Evolution: Aus den Kloaken der Fische sind unsere Finger entstanden

Wie sind die Finger im Laufe der Evolution entstanden? © Laurent Duclos

Die Finger bei Wirbeltieren entstanden vor etwa 380 Millionen Jahren, als der Übergang von den Fischen mit fleischigen Beinen zu den Tetrapoden stattfand - ein wichtiger Wendepunkt in der Evolution.
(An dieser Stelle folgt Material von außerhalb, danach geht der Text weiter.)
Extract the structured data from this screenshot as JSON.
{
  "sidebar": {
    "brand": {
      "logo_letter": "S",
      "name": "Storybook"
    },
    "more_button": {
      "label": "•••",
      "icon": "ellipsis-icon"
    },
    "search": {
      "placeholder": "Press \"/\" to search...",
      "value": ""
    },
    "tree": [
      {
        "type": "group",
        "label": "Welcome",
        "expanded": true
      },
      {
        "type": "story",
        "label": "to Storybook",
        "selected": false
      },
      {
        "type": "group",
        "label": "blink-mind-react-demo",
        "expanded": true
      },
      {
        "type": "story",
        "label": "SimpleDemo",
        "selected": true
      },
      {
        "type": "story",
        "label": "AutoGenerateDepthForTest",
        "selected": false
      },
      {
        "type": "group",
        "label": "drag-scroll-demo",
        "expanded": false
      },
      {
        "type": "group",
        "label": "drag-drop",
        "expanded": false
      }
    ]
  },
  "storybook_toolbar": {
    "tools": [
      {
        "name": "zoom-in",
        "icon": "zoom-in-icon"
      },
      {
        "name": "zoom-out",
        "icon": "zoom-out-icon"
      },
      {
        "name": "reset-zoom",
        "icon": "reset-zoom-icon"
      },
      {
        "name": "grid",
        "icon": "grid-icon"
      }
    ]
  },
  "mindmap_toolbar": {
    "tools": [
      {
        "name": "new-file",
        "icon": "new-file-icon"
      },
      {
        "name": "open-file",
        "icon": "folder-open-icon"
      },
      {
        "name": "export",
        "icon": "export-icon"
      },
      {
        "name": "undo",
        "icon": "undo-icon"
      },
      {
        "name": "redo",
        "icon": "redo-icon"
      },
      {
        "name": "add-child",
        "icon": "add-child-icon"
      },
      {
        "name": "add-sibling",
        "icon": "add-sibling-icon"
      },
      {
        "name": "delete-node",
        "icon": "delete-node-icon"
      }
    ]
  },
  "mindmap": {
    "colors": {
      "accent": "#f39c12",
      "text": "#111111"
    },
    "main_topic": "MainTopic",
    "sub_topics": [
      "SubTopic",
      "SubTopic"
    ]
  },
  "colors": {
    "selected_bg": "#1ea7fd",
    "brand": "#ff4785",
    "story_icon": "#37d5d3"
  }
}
Neuere Forschungen, insbesondere die von der Universität Genf (UNIGE) zusammen mit der EPFL, dem Collège de France, Harvard und Chicago geleiteten Forschungen, offenbaren völlig neue Schlüsselpunkte zu ihrem Ursprung.

Genetischer Ursprung und evolutionäres Recycling

Die Finger sind nicht auf einer völlig neuen genetischen Basis entstanden, sondern stammen aus der "Wiederverwendung" (Kooptation) einer alten Region des Fischgenoms, die ursprünglich an der Bildung der Kloake (dem Endorgan des Verdauungs-, Ausscheidungs- und Fortpflanzungssystems) beteiligt war.

Dieser Bereich des Genoms, die sogenannte regulatorische Landschaft, steuert die Aktivierung der Hox-Gene, die als echte "Architektengene" bestimmen, wo und wie sich die Körpersegmente bilden sollen.

Bei der Untersuchung und Bearbeitung des Fischgenoms stellten die Wissenschaftler fest, dass die gezielte Deletion dieses Landschaftsregulators zu einem Verlust der Expression in der Kloake, nicht aber in den Flossen führt. Dies deutet darauf hin, dass dieser Mechanismus, der in Fischen vorkommt, bei Landwirbeltieren wiederverwendet wurde, um die Finger zu erzeugen.

Die Gemeinsamkeit: Finger und Kloake sind terminale Strukturen (Enden von Gliedmaßen oder Organen), aufgrund dieses evolutionären Recyclings laut der in Nature veröffentlichten Studie.

Expression du gène Hox13 dans le poisson zèbre (Duboule et al., Nature, 2025) © Brent Hawkins
Expression des Hox13-Gens im Zebrafisch (Duboule et al., Nature, 2025) © Brent Hawkins

Fossilien: Beweise für den Übergang

380 Millionen Jahre alte fossile Fische wie Elpistostege watsoni und andere Sarcopterygii zeigen bereits "Finger" (Phalangen) im Inneren ihrer Flossen.

Diese primitiven Finger wurden verwendet, um das Gewicht des Fisches in flachem Wasser oder bei kurzen Bewegungen außerhalb des Wassers zu tragen.

Die ersten Tetrapoden (Ichthyostega, Acanthostega) hatten Gliedmaßen mit 7 bis 8 Fingern, die noch wie Schwimmflügel aussahen.

Zusammenfassung

Das Auftreten der Finger ist also keine chirurgische "Erfindung" mit dem Festland, sondern das Ergebnis eines evolutionären Recyclings einer angestammten Genomregion, die ursprünglich für die Terminierung anderer Strukturen wie der Kloake genutzt wurde. Diese Zweckentfremdung in Verbindung mit der Strukturierung der Gliedmaßen bei Fischen mit fleischigen Flossen ermöglichte es unseren entfernten Vorfahren, sich allmählich an das Leben an Land anzupassen.

Une raison de plus pour respecter les poissons.
Ein Grund mehr, die Fische zu respektieren.

Dieses Ergebnis verdeutlicht den Einfallsreichtum der Evolution: Anstatt etwas von Grund auf neu zu erschaffen, recycelt sie Bestehendes und passt es ständig an neue Bedürfnisse an.